Last updated: 22 December 2015
When contracting payment services from card acquirers in Brazil some aspects of the national standards should be taken into consideration in order for e-commerces to plan their monthly balance.
In this article we will describe the payment conditions applied by card acquirers to merchants in Brazil.
National Acquirer Policies
E-commerces that plan to expand into the Brazilian market have multiple options to allow for payments to be collected from local customers. It is actually possible to receive payment from Brazilians when adopting the services of international acquirers, however this strategy severely limits the size of the available audience, as only a small part of the population has access to credit cards enabled for international transactions. For most scenarios, registering a bank account in Brazil and partnering with a local acquirer is the most valuable of the options available, as it allows for payment to be received from national credit cards and even from methods specific to the country like Boletos Bancários.
However, in this case there should be a significant amount of financial planning to be done. There are several aspects of the Brazilian standards for payment that should not be overlooked, especially for companies operating in multiple territories. When these peculiarities of the Brazilian market are not taken into account, processes such as the reconciliation of receivables might turn into a especially cumbersome task.

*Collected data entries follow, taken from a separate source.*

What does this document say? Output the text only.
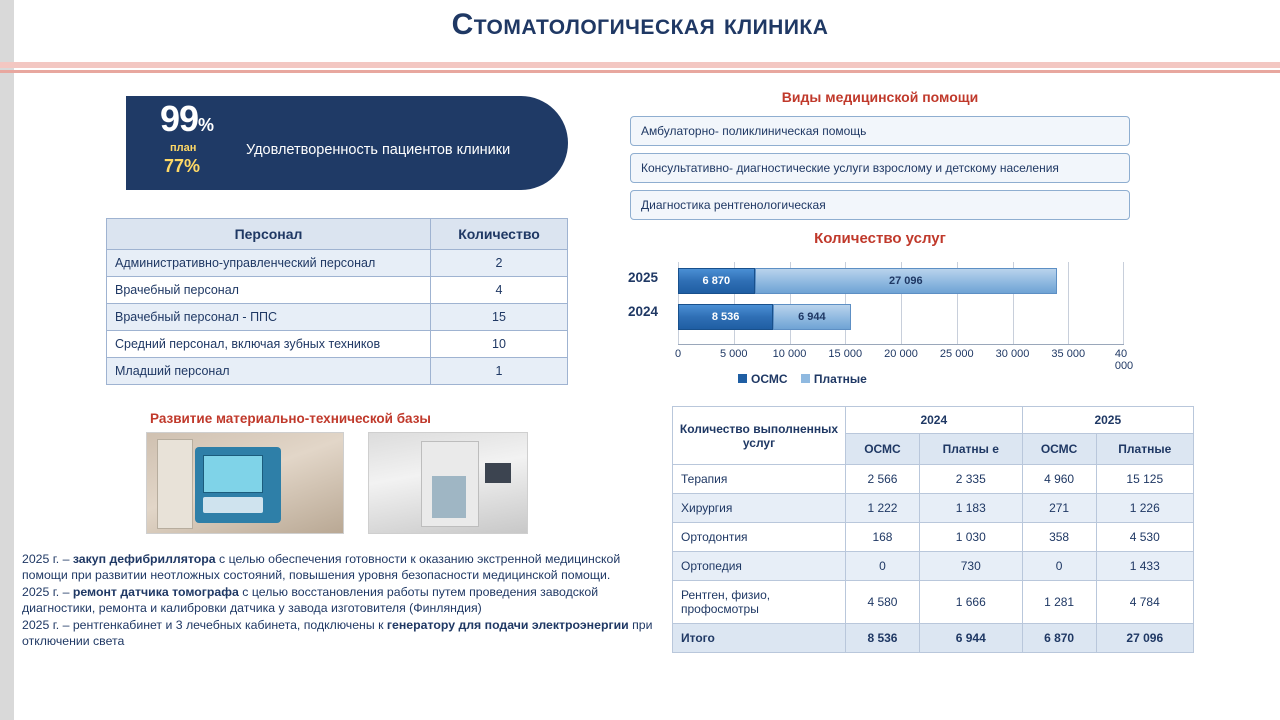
Стоматологическая клиника
99%
план
77%
Удовлетворенность пациентов клиники
Персонал	Количество
Административно-управленческий персонал	2
Врачебный персонал	4
Врачебный персонал - ППС	15
Средний персонал, включая зубных техников	10
Младший персонал	1
Развитие материально-технической базы

2025 г. – закуп дефибриллятора с целью обеспечения готовности к оказанию экстренной медицинской помощи при развитии неотложных состояний, повышения уровня безопасности медицинской помощи.

2025 г. – ремонт датчика томографа с целью восстановления работы путем проведения заводской диагностики, ремонта и калибровки датчика у завода изготовителя (Финляндия)

2025 г. – рентгенкабинет и 3 лечебных кабинета, подключены к генератору для подачи электроэнергии при отключении света

Виды медицинской помощи
Амбулаторно- поликлиническая помощь
Консультативно- диагностические услуги взрослому и детскому населения
Диагностика рентгенологическая
Количество услуг
2025
2024
6 870	27 096
8 536	6 944
0	5 000 10 000 15 000 20 000 25 000 30 000 35 000	40 000
ОСМС Платные
Количество выполненных услуг	2024		2025	
	ОСМС	Платны е	ОСМС	Платные
Терапия	2 566	2 335	4 960	15 125
Хирургия	1 222	1 183	271	1 226
Ортодонтия	168	1 030	358	4 530
Ортопедия	0	730	0	1 433
Рентген, физио, профосмотры	4 580	1 666	1 281	4 784
Итого	8 536	6 944	6 870	27 096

The policies currently adopted by Brazilian payment acquirers in regards to the period required for transaction payment to be delivered to merchants differ from the standards adopted in major global territories. These terms should be taken into consideration in addition to the cultural traits of the country's consumers, such as the trend of splitting payment across multiple installments, as this combination means that merchants may receive their payments with a much longer delay than would be the case for consumers in other territories.
Below, we have compiled a list of the major payment methods adopted in Brazil and a description of the policies adopted by acquirers for the delivery of payment sums to merchants.

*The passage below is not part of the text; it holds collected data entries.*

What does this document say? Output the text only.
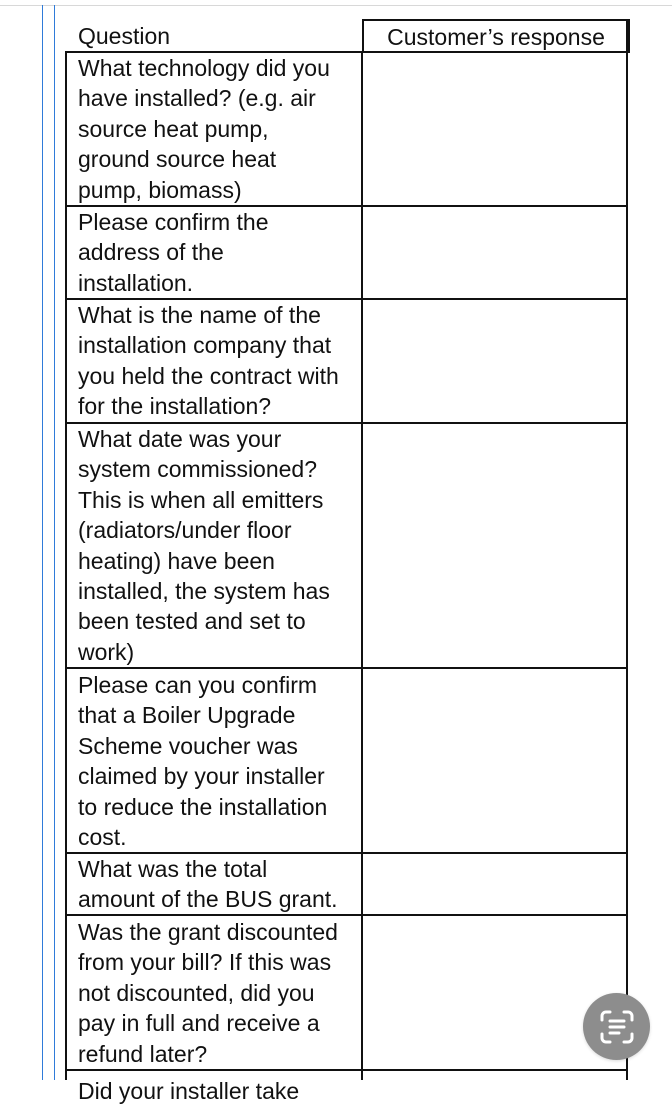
Question	Customer’s response
What technology did you
have installed? (e.g. air
source heat pump,
ground source heat
pump, biomass)
Please confirm the
address of the
installation.
What is the name of the
installation company that
you held the contract with
for the installation?
What date was your
system commissioned?
This is when all emitters
(radiators/under floor
heating) have been
installed, the system has
been tested and set to
work)
Please can you confirm
that a Boiler Upgrade
Scheme voucher was
claimed by your installer
to reduce the installation
cost.
What was the total
amount of the BUS grant.
Was the grant discounted
from your bill? If this was
not discounted, did you
pay in full and receive a
refund later?
Did your installer take
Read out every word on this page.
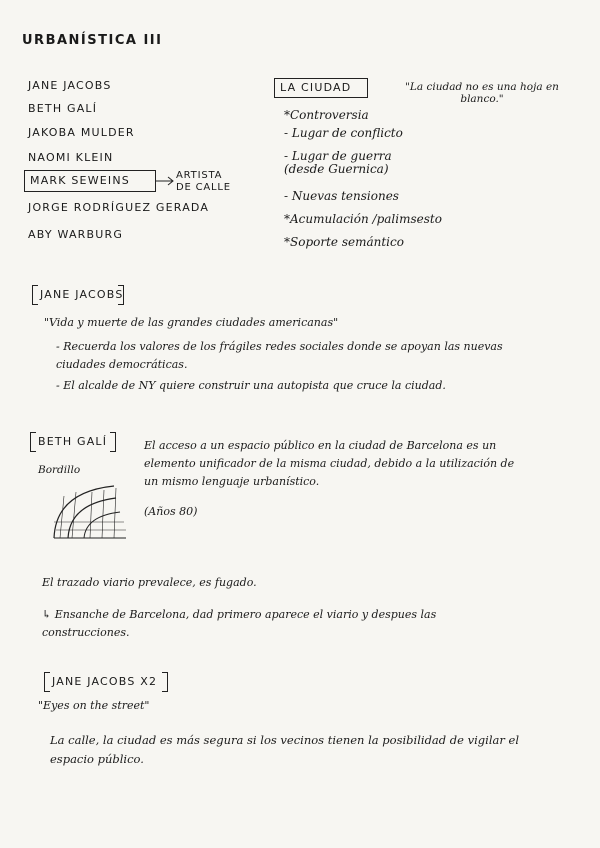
URBANÍSTICA III
JANE JACOBS
BETH GALÍ
JAKOBA MULDER
NAOMI KLEIN
MARK SEWEINS
JORGE RODRÍGUEZ GERADA
ABY WARBURG
ARTISTA DE CALLE
LA CIUDAD	"La ciudad no es una hoja en blanco."
*Controversia
- Lugar de conflicto
- Lugar de guerra (desde Guernica)
- Nuevas tensiones
*Acumulación /palimsesto
*Soporte semántico
JANE JACOBS
"Vida y muerte de las grandes ciudades americanas"
- Recuerda los valores de los frágiles redes sociales donde se apoyan las nuevas ciudades democráticas.
- El alcalde de NY quiere construir una autopista que cruce la ciudad.
BETH GALÍ
Bordillo
El acceso a un espacio público en la ciudad de Barcelona es un elemento unificador de la misma ciudad, debido a la utilización de un mismo lenguaje urbanístico.
(Años 80)
El trazado viario prevalece, es fugado.
↳ Ensanche de Barcelona, dad primero aparece el viario y despues las construcciones.
JANE JACOBS X2
"Eyes on the street"
La calle, la ciudad es más segura si los vecinos tienen la posibilidad de vigilar el espacio público.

Bank Transfers and Debit Cards
Purchases handled through bank transfers are delivered immediately to the merchants bank accounts, although it should be noted that this method is only available for online stores or intermediators that have partnered with each of the major Brazilian banks. Debit cards are also one of the payment methods that are the most quickly delivered to merchants, following a single day since the processing of the transaction by local acquirers.

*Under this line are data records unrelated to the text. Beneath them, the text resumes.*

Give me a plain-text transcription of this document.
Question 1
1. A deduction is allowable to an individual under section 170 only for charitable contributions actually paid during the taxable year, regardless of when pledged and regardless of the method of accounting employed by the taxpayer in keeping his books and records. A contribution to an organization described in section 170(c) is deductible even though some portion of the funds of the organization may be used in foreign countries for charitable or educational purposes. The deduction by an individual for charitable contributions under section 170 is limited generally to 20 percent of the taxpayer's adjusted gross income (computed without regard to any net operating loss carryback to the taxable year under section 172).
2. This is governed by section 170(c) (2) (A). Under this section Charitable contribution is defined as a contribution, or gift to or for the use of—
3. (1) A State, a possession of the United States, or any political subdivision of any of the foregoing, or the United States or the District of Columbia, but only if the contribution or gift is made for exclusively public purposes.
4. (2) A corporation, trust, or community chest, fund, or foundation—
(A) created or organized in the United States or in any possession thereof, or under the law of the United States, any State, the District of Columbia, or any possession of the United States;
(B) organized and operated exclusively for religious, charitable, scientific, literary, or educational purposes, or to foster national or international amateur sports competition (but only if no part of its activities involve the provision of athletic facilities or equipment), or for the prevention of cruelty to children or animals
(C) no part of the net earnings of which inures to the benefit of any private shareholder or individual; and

Brazil’s Boleto Bancário payment method, similar to debit cards, have their sums deposited into merchants bank accounts the following day after their certification by the banks. The main difference compared with other popular payment methods is that there is no set period to determine when the Boletos will actually be registered as compensated following their payment by customers.
In total, the process of registering a Boleto as paid rarely takes more than two days. The exact duration of this process depends on multiple factors, such as which banks were responsible for processing the payment. It should be noted that Boletos only have their payment processed during weekdays, which means that purchases made close to or during the weekends are subject to a longer delay in their certification.
Credit Cards are currently the most used payment method for online purchases in Brazil, and also the one that requires the most time for transaction sums to be delivered to merchants. Brazilian acquirers require payments to be delivered 30 days following the transaction processing, or more if there are multiple installments involved.
In the case of payments split into multiple monthly installments, 30 days are required for each parcel added. Purchases split into two installments, for example, have the first half of the transaction sum received after 30 days since its processing and the other half delivered 30 days later. Considering purchases in Brazil are commonly split into three or more months, this means that the payment from a single transaction might only be fully received by merchants upwards of 90 days after being processed by acquirers.
For companies that are subject to the regulations of multiple territories, these delays in payment compensation from purchases processed by Brazilian acquirers might be cause for issues. In case these merchants are interested in having all installments for their transactions delivered in advance, acquirers allow for their anticipation but in most cases charge a substantial fee for this service.
Purchases split into multiple installments are the ones that cost the most to be anticipated, as their fees are determined depending on the amount of months required for the payment to be fulfilled. Not only that, but as a general rule acquirers specify that the last installments should be the first to be anticipated, which results in their fees to be high enough to cut into the sales profits.
Due to these policies, and considering the amount of conversions that would be lost in the case no choices for multiple installment payment are provided, merchants partnering with Brazilian acquirers are advised to look into the options for payment splitting that best fits their needs, and negotiate transaction and anticipation fees accordingly.